A wema foe powema / de powesie van powesie
In de (gezongen) aanhef van het gedicht staat wema powema, oen wema en dat betekent zoiets als gedicht wees gedicht. Behalve dat qua verstechniek zo'n aanhef bij de kreoolse traditie aansluit, is er iets anders. Het woord powema bestaat in het Sranan wel! Dus gedicht is powema in het Sranan, maar wat niet bestaat als werkwoord, is het wema.
Wanneer als eerste versregel staat: powema, oen wema (gedicht, wees gedicht, of gedicht, wees powesie) dan wordt uit het woord gedicht zelf een soort aktiviteit ontplooid (met een duur woord heet dit verbalisering).
Het wassen met kruidenbad, is een zeer belangrijk ritueel in de negergodsdienst van Suriname, die men winti noemt. Hier wordt de dichter in de rol van priester geplaatst. Hij zal via de powesie een reinigingsritueel uitvoeren. Hij zal de lezer een ‘woordenbad’ geven, opdat iets los komt, een reiniging & vrijmaking. Behalve dat een soort powetise ervaring moet ontstaan, is er ook nog iets anders, iets heel konkreets, wat in de rest van de powesie van Cairo een centrale rol speelt (en dus ook in deze bundel): de vrijmaking van het slavenverleden.
Zo wordt gesproken (in het tweede vers) over ‘het nieuwe lied’. Dit duidt op enkele staatkundige gebeurtenissen: autonomie (1954), onafhankelijkheid (1975) en zelfs die staatsgreep (1980), maar ook afschaffing slavernij (1863) etc.

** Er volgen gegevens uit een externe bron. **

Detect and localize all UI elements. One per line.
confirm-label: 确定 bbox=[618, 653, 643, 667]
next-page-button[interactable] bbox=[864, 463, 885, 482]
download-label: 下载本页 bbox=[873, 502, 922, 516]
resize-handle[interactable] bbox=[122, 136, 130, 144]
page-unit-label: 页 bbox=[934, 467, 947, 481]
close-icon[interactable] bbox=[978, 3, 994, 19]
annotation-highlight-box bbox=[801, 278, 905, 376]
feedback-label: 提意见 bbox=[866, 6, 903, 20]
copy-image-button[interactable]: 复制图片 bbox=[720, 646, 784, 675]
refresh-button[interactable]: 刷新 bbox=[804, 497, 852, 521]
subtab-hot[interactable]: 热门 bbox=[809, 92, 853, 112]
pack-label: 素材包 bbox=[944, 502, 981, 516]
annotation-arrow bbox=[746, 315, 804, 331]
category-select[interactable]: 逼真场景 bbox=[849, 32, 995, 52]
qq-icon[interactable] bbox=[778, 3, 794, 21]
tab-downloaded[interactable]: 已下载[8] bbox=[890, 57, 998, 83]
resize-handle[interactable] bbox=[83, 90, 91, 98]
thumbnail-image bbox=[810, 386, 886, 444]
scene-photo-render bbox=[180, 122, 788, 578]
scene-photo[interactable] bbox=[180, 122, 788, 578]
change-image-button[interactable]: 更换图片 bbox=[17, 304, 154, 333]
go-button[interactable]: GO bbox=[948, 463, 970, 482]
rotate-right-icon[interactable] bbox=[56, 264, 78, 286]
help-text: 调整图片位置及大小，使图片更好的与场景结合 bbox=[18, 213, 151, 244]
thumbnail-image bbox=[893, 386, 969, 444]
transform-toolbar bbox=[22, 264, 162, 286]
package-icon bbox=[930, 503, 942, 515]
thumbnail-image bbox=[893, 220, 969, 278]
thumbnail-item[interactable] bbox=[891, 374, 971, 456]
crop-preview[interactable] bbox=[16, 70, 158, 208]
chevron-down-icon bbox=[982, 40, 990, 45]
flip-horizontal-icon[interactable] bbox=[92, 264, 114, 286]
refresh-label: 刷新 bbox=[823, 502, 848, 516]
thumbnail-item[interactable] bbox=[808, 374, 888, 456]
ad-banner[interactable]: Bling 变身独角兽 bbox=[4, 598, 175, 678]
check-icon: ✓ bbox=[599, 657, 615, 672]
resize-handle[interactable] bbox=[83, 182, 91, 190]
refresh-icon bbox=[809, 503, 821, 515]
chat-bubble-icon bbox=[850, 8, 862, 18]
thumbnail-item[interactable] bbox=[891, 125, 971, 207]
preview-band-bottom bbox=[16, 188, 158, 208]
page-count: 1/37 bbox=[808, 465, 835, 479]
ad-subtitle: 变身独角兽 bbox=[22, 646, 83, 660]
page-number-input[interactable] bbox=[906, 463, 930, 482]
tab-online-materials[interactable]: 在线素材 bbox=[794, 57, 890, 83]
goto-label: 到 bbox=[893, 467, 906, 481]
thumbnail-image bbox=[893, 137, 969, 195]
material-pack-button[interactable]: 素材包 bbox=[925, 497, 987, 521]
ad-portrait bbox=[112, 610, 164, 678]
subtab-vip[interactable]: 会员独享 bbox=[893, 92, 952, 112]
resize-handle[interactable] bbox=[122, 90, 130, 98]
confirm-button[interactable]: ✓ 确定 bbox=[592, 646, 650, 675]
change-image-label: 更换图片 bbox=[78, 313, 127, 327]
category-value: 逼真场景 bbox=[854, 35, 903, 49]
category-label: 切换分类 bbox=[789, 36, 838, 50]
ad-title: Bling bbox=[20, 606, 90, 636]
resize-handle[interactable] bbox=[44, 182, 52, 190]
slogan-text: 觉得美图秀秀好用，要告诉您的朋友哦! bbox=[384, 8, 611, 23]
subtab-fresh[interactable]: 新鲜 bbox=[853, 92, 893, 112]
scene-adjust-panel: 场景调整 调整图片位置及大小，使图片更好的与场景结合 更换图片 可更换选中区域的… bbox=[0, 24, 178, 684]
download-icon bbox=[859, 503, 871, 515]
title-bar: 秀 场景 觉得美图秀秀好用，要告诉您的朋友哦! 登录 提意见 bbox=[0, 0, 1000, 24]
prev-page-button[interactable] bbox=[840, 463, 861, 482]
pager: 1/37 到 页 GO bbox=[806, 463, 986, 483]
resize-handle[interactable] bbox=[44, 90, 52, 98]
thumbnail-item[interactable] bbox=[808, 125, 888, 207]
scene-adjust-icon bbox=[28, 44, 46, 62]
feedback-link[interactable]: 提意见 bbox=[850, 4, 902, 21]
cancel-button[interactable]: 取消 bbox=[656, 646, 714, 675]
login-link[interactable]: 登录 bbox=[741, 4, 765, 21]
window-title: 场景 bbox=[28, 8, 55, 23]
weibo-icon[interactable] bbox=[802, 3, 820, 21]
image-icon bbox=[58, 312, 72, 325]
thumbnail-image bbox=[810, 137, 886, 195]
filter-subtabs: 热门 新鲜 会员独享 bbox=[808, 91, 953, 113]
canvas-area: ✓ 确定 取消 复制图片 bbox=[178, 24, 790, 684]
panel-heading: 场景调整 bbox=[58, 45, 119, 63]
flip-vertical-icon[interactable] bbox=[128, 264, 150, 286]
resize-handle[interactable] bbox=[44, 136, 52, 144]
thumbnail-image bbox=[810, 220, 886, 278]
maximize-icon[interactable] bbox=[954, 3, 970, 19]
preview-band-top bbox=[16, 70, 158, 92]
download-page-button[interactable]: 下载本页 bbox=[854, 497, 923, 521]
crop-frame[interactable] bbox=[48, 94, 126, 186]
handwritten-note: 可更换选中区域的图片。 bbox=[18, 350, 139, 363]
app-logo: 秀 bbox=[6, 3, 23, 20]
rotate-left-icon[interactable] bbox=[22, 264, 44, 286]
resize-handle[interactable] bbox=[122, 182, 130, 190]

De laatste twee regels zijn eigenlijk een soort formule, een soort priesterlijke kreet, om de ouwe goden (fodoe: vergelijk Voodu) te bezweren. Waarmee de hele geschiedkundige erfenis (slavernij, kontraktarbeid) van zijn negatieve lading wordt ontdaan en onder een soort ‘hedendaagse bewuste kontrole’ wordt gebracht.